METHODS: For chemicals without available aquatic toxicity data, ecotoxicological threshold concentrations of no concern have been derived from Predicted No Effect Concentration (PNEC) distributions and from chemical toxicity distributions, using the EnviroTox tool, with and without considering the chemical mode of action. For exposure, chemical monitoring data from European rivers have been used to illustrate four realistic co-exposure scenarios. Based on those monitoring data and available ecotoxicity data or threshold concentrations when no data were available, Risk Quotients for individual chemicals were calculated, to then derive a mixture Risk Quotient (RQmix).
RESULTS: A risk was identified in two of the four scenarios. Threshold concentrations contribute from 24 to 95% of the whole RQmix; thus they have a large impact on the predicted mixture risk. Therefore they could only be used for data gap filling for a limited number of chemicals in the mixture.
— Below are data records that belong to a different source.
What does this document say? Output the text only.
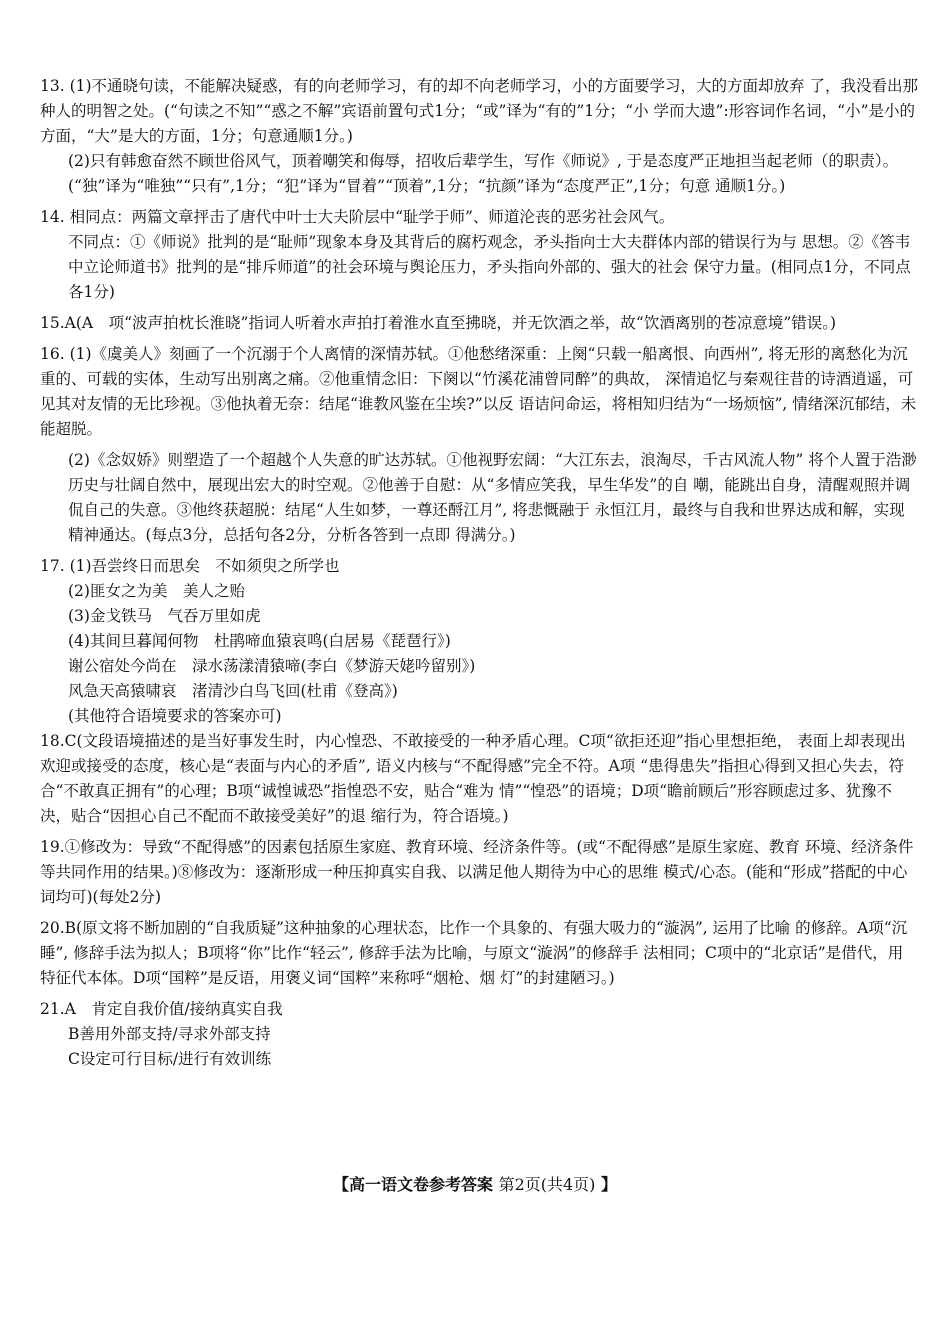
13. (1)不通晓句读，不能解决疑惑，有的向老师学习，有的却不向老师学习，小的方面要学习，大的方面却放弃 了，我没看出那种人的明智之处。(“句读之不知”“惑之不解”宾语前置句式1分；“或”译为“有的”1分；“小 学而大遗”:形容词作名词，“小”是小的方面，“大”是大的方面，1分；句意通顺1分。)

(2)只有韩愈奋然不顾世俗风气，顶着嘲笑和侮辱，招收后辈学生，写作《师说》, 于是态度严正地担当起老师（的职责）。(“独”译为“唯独”“只有”,1分；“犯”译为“冒着”“顶着”,1分；“抗颜”译为“态度严正”,1分；句意 通顺1分。)

14. 相同点：两篇文章抨击了唐代中叶士大夫阶层中“耻学于师”、师道沦丧的恶劣社会风气。

不同点：①《师说》批判的是“耻师”现象本身及其背后的腐朽观念，矛头指向士大夫群体内部的错误行为与 思想。②《答韦中立论师道书》批判的是“排斥师道”的社会环境与舆论压力，矛头指向外部的、强大的社会 保守力量。(相同点1分，不同点各1分)

15.A(A　项“波声拍枕长淮晓”指词人听着水声拍打着淮水直至拂晓，并无饮酒之举，故“饮酒离别的苍凉意境”错误。)

16. (1)《虞美人》刻画了一个沉溺于个人离情的深情苏轼。①他愁绪深重：上阕“只载一船离恨、向西州”, 将无形的离愁化为沉重的、可载的实体，生动写出别离之痛。②他重情念旧：下阕以“竹溪花浦曾同醉”的典故， 深情追忆与秦观往昔的诗酒逍遥，可见其对友情的无比珍视。③他执着无奈：结尾“谁教风鉴在尘埃?”以反 语诘问命运，将相知归结为“一场烦恼”, 情绪深沉郁结，未能超脱。

(2)《念奴娇》则塑造了一个超越个人失意的旷达苏轼。①他视野宏阔：“大江东去，浪淘尽，千古风流人物” 将个人置于浩渺历史与壮阔自然中，展现出宏大的时空观。②他善于自慰：从“多情应笑我，早生华发”的自 嘲，能跳出自身，清醒观照并调侃自己的失意。③他终获超脱：结尾“人生如梦，一尊还酹江月”, 将悲慨融于 永恒江月，最终与自我和世界达成和解，实现精神通达。(每点3分，总括句各2分，分析各答到一点即 得满分。)

17. (1)吾尝终日而思矣　不如须臾之所学也

(2)匪女之为美　美人之贻

(3)金戈铁马　气吞万里如虎

(4)其间旦暮闻何物　杜鹃啼血猿哀鸣(白居易《琵琶行》)

谢公宿处今尚在　渌水荡漾清猿啼(李白《梦游天姥吟留别》)

风急天高猿啸哀　渚清沙白鸟飞回(杜甫《登高》)

(其他符合语境要求的答案亦可)

18.C(文段语境描述的是当好事发生时，内心惶恐、不敢接受的一种矛盾心理。C项“欲拒还迎”指心里想拒绝， 表面上却表现出欢迎或接受的态度，核心是“表面与内心的矛盾”, 语义内核与“不配得感”完全不符。A项 “患得患失”指担心得到又担心失去，符合“不敢真正拥有”的心理；B项“诚惶诚恐”指惶恐不安，贴合“难为 情”“惶恐”的语境；D项“瞻前顾后”形容顾虑过多、犹豫不决，贴合“因担心自己不配而不敢接受美好”的退 缩行为，符合语境。)

19.①修改为：导致“不配得感”的因素包括原生家庭、教育环境、经济条件等。(或“不配得感”是原生家庭、教育 环境、经济条件等共同作用的结果。)⑧修改为：逐渐形成一种压抑真实自我、以满足他人期待为中心的思维 模式/心态。(能和“形成”搭配的中心词均可)(每处2分)

20.B(原文将不断加剧的“自我质疑”这种抽象的心理状态，比作一个具象的、有强大吸力的“漩涡”, 运用了比喻 的修辞。A项“沉睡”, 修辞手法为拟人；B项将“你”比作“轻云”, 修辞手法为比喻，与原文“漩涡”的修辞手 法相同；C项中的“北京话”是借代，用特征代本体。D项“国粹”是反语，用褒义词“国粹”来称呼“烟枪、烟 灯”的封建陋习。)

21.A　肯定自我价值/接纳真实自我

B善用外部支持/寻求外部支持

C设定可行目标/进行有效训练

【高一语文卷参考答案 第2页(共4页) 】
The use of mode of action information to derive more specific threshold values could be a helpful refinement in some cases.
方法:对于没有可用水生毒性数据的化学品,从预测的无影响浓度(PNEC)分布和化学毒性分布中得出了无关的生态毒理学阈值浓度,使用EnviroTox工具,考虑和不考虑化学作用模式。为了暴露,来自欧洲河流的化学监测数据已被用来说明四种现实的共同暴露情景。根据这些监测数据和可用的生态毒性数据或没有数据时的阈值浓度,计算了单个化学品的风险商,然后得出混合风险商(RQmix)。
结果:在四种情况中的两种中确定了风险。阈值浓度占整个RQmix的24%至95%;因此,它们对预测的混合物风险有很大影响。因此,它们只能用于填充混合物中有限数量的化学物质的数据间隙。在一些情况下,使用动作模式信息来导出更具体的阈值可能是有帮助的细化。